Tears seeped from the corners of her eyes as she made the sign of the cross twice. She kissed her blessing fingers, feeling strangely guilty that she still had them all. Her hand trembled as it placed the tiny bundle of desiccated remains into the priest’s palm.
Paqua’s eyes narrowed, a mixed look of recognition and horror as he opened the package. “Blessed Virgin.” He examined the ring and severed finger with reverence. “Where did you get this?”
Her mouth opened, then shut. Three months she had kept this secret. Why was it so hard to release it now? “In Ndakarou.”
His rheumy eyes told her he remembered that port well.
They had escaped a hunting armada by rigging the Coral with fishing nets and a Spanish flag. They sailed right past the murderous French, disguised as a fishing trawler. And oh, the tales their ruse had spun. Even now, the villagers retold the yarn to the tune of an old drinking song.
Paqua wagged the severed finger, castigating her. “But how did you get this?”
“We took shore leave after the hunting party sailed on. Remember? You and the others were quick to abandon me when you found that bevy of whores.” She arched a brow at him in disapproval. “I wandered the bazaar for hours, not wanting to go back to the ship. I didn’t realize I’d been followed.”
Damn. She should’ve worded that better. The old man was going to give her brimfire for that little piece of confession. He didn’t disappoint.
“Followed!” he thundered. “Followed!” He squeezed the mummified finger in his fist. “Espíritu santo. Did nothing I teach you penetrate that thick skull of yours? Who followed you? What happened?”

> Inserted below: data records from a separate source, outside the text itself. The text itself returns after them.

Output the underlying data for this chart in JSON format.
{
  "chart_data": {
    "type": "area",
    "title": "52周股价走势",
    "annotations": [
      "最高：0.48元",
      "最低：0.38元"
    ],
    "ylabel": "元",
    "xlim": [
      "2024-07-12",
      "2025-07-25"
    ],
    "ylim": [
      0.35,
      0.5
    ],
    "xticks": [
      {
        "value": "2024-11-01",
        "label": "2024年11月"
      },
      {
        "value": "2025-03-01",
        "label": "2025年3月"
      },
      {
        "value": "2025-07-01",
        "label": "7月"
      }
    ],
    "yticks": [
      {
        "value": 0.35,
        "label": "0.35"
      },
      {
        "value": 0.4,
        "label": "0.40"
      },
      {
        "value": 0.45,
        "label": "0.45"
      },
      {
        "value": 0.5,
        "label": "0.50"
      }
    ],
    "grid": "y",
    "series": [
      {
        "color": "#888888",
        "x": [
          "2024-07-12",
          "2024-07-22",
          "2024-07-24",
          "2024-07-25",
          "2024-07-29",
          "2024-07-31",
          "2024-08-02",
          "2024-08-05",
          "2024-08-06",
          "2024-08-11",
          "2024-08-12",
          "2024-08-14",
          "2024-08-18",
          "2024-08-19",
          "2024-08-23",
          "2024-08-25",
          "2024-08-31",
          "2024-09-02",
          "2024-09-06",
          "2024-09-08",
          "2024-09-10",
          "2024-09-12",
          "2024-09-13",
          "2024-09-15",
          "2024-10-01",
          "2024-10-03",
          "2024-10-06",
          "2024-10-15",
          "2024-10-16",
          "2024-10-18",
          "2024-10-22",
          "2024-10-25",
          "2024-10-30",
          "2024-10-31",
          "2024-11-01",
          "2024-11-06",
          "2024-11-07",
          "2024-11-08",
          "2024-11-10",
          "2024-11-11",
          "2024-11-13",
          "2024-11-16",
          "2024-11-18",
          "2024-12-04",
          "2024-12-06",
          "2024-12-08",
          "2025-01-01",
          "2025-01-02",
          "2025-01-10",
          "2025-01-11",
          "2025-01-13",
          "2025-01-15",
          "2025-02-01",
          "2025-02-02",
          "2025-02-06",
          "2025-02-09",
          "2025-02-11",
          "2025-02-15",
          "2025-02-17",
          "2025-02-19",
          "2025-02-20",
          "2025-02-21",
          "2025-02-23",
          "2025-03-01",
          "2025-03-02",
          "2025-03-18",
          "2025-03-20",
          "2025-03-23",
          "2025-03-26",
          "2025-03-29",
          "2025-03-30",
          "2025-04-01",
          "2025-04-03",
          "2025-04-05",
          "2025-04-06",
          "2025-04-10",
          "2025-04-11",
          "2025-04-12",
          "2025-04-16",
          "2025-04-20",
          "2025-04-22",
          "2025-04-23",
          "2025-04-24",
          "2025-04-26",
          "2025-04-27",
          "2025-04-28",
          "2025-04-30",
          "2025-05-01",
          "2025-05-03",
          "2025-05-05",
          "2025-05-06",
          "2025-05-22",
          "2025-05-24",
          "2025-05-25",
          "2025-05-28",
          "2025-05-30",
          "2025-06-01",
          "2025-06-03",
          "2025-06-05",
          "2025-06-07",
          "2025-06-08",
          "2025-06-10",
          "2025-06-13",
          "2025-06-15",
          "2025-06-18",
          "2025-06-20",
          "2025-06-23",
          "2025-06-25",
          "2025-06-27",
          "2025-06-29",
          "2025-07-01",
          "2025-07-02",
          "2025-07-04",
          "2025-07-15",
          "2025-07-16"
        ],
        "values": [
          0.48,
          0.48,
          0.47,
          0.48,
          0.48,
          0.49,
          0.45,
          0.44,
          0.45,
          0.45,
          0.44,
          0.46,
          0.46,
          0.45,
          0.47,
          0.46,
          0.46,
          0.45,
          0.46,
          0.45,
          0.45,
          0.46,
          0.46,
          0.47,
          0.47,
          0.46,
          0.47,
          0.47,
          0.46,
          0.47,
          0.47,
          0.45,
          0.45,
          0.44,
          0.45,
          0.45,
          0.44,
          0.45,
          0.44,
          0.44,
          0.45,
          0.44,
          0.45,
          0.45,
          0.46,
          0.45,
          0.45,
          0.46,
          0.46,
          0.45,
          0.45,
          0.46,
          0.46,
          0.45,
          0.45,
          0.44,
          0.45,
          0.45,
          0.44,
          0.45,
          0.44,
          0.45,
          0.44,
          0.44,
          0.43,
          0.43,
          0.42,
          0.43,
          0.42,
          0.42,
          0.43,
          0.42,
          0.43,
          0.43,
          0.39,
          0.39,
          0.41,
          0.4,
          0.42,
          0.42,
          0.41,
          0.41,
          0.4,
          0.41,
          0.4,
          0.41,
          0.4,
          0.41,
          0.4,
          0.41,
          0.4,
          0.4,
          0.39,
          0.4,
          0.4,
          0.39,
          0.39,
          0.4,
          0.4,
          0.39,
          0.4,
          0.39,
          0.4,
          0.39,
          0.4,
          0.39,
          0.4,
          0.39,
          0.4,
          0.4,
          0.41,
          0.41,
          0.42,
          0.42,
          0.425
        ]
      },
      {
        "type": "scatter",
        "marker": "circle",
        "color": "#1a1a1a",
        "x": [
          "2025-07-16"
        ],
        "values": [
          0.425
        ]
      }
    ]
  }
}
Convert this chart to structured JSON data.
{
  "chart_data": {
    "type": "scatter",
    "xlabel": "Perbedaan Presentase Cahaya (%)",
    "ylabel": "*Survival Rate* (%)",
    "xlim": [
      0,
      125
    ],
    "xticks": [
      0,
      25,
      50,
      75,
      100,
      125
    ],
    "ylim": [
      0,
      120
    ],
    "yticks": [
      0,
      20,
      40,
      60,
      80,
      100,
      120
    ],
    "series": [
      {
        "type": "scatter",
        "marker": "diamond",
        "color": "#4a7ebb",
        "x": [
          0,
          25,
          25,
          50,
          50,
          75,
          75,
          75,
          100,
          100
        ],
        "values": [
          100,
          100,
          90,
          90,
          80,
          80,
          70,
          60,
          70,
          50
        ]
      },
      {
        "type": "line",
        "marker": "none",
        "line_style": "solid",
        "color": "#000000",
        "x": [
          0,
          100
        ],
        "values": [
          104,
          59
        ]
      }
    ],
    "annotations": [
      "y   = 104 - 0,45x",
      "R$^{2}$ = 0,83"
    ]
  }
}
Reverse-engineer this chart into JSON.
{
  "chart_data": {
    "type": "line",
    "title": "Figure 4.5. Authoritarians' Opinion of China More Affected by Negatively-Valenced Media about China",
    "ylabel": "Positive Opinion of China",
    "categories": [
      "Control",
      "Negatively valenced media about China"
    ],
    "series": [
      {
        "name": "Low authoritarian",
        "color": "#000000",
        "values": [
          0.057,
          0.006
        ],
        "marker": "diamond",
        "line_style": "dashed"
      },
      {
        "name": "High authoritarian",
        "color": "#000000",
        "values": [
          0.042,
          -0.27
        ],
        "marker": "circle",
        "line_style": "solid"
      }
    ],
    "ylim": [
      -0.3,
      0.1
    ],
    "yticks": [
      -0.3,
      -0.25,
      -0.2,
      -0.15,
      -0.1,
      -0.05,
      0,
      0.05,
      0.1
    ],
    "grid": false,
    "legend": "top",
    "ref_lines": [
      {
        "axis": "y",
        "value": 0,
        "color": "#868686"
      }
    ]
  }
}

Spittle flew from the gap between his front teeth. His brown leathery hand clutched her by the wrist, not in anger, but fear. He assessed her quickly, calming down incrementally when he saw nothing out of place. Never mind that it had been months since the incident.
His blackbird eyes softened to a wilt. Nothing frightened the little shaman. But this did upset him and with good reason. A pirate lived and died by how well they remained untouchable. That someone had shadowed her was as dangerous for her as the crew. Ndakarou had always been a safe port. Not anymore.
Luísa shook out of his grip and waved away his admonition. “I’m fine, viejo. I wasn’t in any danger.”
He handed Papa’s mutilated finger back to her. “You think this wasn’t dangerous?”
She folded the bundle between her hands. Her father was in a lot more danger than she was. Surely Paqua understood that. “I got turned around and tried to retrace my steps when a pock-marked Frenchman approached me in an alley and handed me the finger. He warned me that if I wanted to see Papa again, I must return to these waters before the blood moon.” Her throat tightened in the telling. She had taken a big risk, not just with her life but with the lives of all the crew.
“The French cannot be trusted.”
“I need you to tell me this? But what choice do I have? I won’t leave Papa to their savageries.”
“It’s a trap.” The creases on his leathered jowls deepened.
“Aye, and we’re caught in it. Do I turn my back on my father? Do you? You, who’ve been his friend since you were boys?” They had been closer than brothers.
Paqua made the sign of the cross and then licked his thumb and traced the sacred tattoo painted on his collarbone, turning it slick and shiny black. “You should have told me of this sooner.” It was a rebuke masked in trepidation.
She shrugged, rewrapping the mummified finger in its oilskin sheath with all the reverence of a holy relic. It was possible this would be all she’d have left to bury of her father. “I didn’t want to keep this from you, but I feared you wouldn’t support me. That frog-eater swore Papa would die if I crossed him.”
“This messenger, had you seen him before? Was he a sailor?”
Luísa tried to recollect the stranger’s features. “He appeared well-dressed, a merchant maybe, and he spoke only in French. He had a tattoo below his right eye.” She grazed her fingers down her cheek. “It looked like a claw mark scraping down his face.”
“Minion of the werewolf,” Paqua muttered.